The General Government and Licensing Committee recommends that:

1. City Council grant authority to the Chief Information Security Officer to negotiate and enter into a non-competitive agreement with KPMG for a period of an eight (8) month term in the amount of $1,978,007 net of Harmonized Sales Tax ($2,012,820, net of Harmonized Sales Tax recoveries) to develop an effective ransomware resilience framework and governance, on terms and conditions satisfactory to the Chief Information Security Officer and in a form satisfactory to the City Solicitor.

2. City Council direct that the information in the confidential attachment to the report (June 22, 2020) from the Chief Information Security Officer and the Chief Purchasing Officer be released when the ransomware risks have been remediated and as the discretion of the Chief Information Security Officer and the City Solicitor.

The purpose of this report is to seek City Council authority for the Chief Information Security Officer to negotiate and enter into a non-competitive agreement with KPMG LLP (KPMG) for professional services for an eight (8) month term. The Services are required immediately to enhance the City's ransomware resilience in order to minimize the impact attackers could cause if they managed to penetrate the City's technology defenses. It is essential to build an effective ransomware resilience framework and governance to enhance the City's capacity to sustain operations and deliver services to its citizens through a cyberattack while minimizing both disruption and reputational harm. Due to time constraints of having these services begin immediately, a competitive call process cannot be done.

The total cost of the agreement with KPMG to build the ransomware resilience framework and governance is $1,978,007 net of Harmonized Sales Tax ($2,012,820, net of Harmonized Sales Tax recoveries).

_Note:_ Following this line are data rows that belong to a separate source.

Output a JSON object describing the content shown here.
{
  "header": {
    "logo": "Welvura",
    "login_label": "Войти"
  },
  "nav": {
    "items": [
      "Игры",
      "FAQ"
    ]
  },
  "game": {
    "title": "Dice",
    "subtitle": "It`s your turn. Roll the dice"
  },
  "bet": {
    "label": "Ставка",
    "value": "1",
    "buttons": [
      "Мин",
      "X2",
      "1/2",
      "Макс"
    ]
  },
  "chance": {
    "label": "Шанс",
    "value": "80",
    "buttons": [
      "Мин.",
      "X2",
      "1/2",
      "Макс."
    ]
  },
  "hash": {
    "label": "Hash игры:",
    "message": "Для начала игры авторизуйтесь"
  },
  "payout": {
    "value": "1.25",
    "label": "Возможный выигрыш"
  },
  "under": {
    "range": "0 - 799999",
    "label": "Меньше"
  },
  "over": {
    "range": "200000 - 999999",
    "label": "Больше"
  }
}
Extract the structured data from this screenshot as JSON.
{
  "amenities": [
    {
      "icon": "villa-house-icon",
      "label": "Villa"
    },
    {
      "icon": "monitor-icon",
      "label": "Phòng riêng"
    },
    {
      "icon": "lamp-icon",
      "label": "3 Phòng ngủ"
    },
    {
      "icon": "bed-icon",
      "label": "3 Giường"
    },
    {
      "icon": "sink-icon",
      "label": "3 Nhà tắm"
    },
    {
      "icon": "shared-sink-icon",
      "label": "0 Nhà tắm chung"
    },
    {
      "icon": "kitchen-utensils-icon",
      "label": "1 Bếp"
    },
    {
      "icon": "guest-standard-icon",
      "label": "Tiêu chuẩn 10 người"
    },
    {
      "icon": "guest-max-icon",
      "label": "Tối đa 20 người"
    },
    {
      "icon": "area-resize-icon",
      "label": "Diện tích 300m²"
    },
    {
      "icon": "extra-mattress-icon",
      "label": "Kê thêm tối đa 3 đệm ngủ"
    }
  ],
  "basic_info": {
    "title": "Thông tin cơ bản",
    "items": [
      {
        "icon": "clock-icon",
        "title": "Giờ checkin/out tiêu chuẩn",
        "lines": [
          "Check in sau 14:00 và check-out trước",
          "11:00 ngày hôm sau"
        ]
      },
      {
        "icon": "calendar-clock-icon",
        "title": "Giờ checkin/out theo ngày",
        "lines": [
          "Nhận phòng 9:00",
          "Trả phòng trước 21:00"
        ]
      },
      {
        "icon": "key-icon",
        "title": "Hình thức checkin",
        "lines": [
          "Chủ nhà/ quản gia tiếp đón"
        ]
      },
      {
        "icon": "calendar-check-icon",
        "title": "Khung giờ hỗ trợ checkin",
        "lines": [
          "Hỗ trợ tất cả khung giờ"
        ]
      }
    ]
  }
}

City Council approval is required in accordance with Municipal Code Chapter 195- Purchasing, where the current request exceeds the Chief Purchasing Official's authority of the cumulative five year commitment for each vendor, under Article 7, Section 195-7.3 (D) of the Purchasing By-Law or exceeds the threshold of $500,000 net of HST allowed under staff authority as per the Toronto Municipal Code, Chapter 71- Financial Control, Section 71-11A.